The Post reports that it was not until April 2022, months after Garland's misleading January 2022 speech and 15 months after the insurrection, that “Wray signed off on the authorization opening a criminal investigation into the fake electors plot. Still, the FBI was tentative: Internally, some of the ex-president’s advisers and his reelection campaign were identified as the focus of the bureau’s probe, but not Trump.” And that sign-off came only after federal judge David O. Carter ruled in March 2022 that “Trump 'more likely than not' committed federal crimes in trying to obstruct the congressional count of electoral college votes.” “More than a year after the attack on our Capitol, the public is still searching for accountability.… If the country does not commit to investigating and pursuing accountability for those responsible, the Court fears January 6 will repeat itself,” Carter wrote in his opinion.
And it was not until November 2022, after Trump announced he would seek the presidency* again, that Garland got around to appointing a special prosecutor, Jack Smith, to oversee the case.
If you believe the attorney general should tell the public the truth, then you were mighty irritated when then-attorney general Bill Barr lied about the contents of the Mueller report weeks before Barr allowed the report itself to be released to the public. How is it any better for the current attorney general to craftily imply the Justice Department is investigating “the powerful” when DOJ and the FBI were doing no such thing? To err is human; to lie about erring is unconscionable.
Reader Comments (2)
Yes.
Here's a bit of an exchange between PBS's Geoff Bennett and WP reporter Aaron Davis:
Geoff Bennett:
In this piece reported by you and Carol Leonnig, you quote a former Justice official, who says of the current DOJ: "You can work so hard not to be a partisan that you're failing to do your job."
How widely held a view was that within the DOJ, that the Garland DOJ was, in many ways, overcorrecting for the perceived ethical failures of the Barr DOJ?
Aaron Davis:
There was a huge culture shift.
In Garland's own words, this was to try to get back to regular order. Under Bill Barr, there were many times that the attorney general said, this is a valid investigation, this is not a valid investigation. The attorney general, Garland, wanted to come in and say, I'm not going to make those decisions. These should bubble up to me from the bottom through evidence.
The problem was, there was such a culture that had been effected by — under the previous administration, where it was hard to go up the chain. There wasn't the mechanism to go up and try to make these cases.
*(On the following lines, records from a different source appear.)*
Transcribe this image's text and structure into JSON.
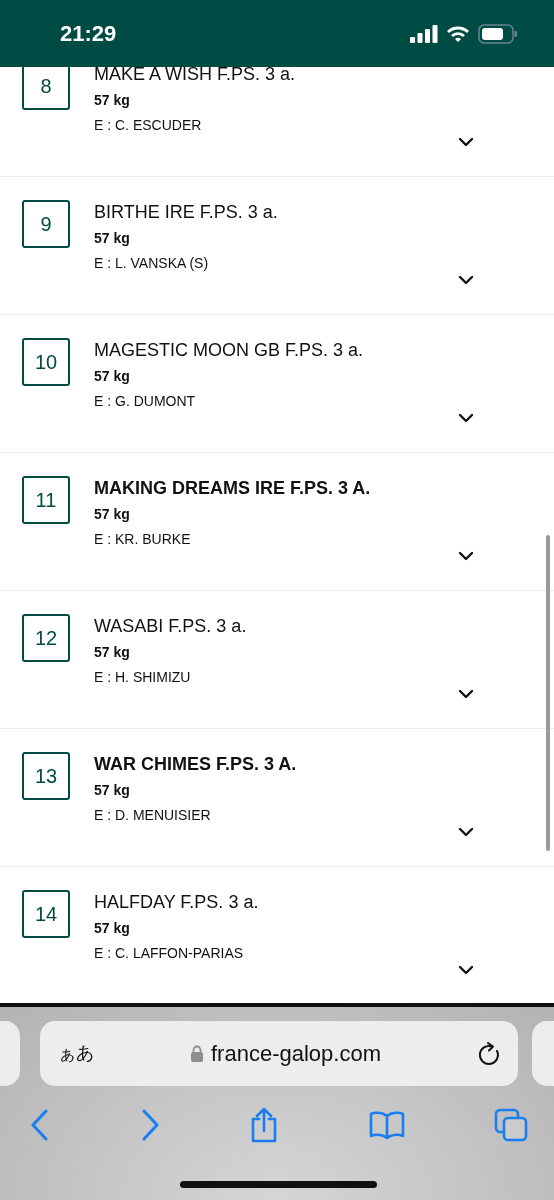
{
  "status_bar": {
    "time": "21:29"
  },
  "runners": [
    {
      "number": "8",
      "name": "MAKE A WISH F.PS. 3 a.",
      "bold": false,
      "weight": "57 kg",
      "trainer": "E : C. ESCUDER"
    },
    {
      "number": "9",
      "name": "BIRTHE IRE F.PS. 3 a.",
      "bold": false,
      "weight": "57 kg",
      "trainer": "E : L. VANSKA (S)"
    },
    {
      "number": "10",
      "name": "MAGESTIC MOON GB F.PS. 3 a.",
      "bold": false,
      "weight": "57 kg",
      "trainer": "E : G. DUMONT"
    },
    {
      "number": "11",
      "name": "MAKING DREAMS IRE F.PS. 3 A.",
      "bold": true,
      "weight": "57 kg",
      "trainer": "E : KR. BURKE"
    },
    {
      "number": "12",
      "name": "WASABI F.PS. 3 a.",
      "bold": false,
      "weight": "57 kg",
      "trainer": "E : H. SHIMIZU"
    },
    {
      "number": "13",
      "name": "WAR CHIMES F.PS. 3 A.",
      "bold": true,
      "weight": "57 kg",
      "trainer": "E : D. MENUISIER"
    },
    {
      "number": "14",
      "name": "HALFDAY F.PS. 3 a.",
      "bold": false,
      "weight": "57 kg",
      "trainer": "E : C. LAFFON-PARIAS"
    }
  ],
  "browser": {
    "text_size": "ぁあ",
    "url": "france-galop.com"
  }
}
And very early on, even before Garland came in, there was an attempt to investigate Trump's orbit.
And it was batted down in the very early weeks after January 6, saying it's premature to do that. Let's build up from the evidence and get there. The problem was, at some point in time in this investigation, they realized there was no connection between the people entering the Capitol and the people who had done some of the fake electors and more of the conspiracy type of work leading up to January 6.
As we quote in the story, there was no ladder to get from here to there to get to those other potential investigations.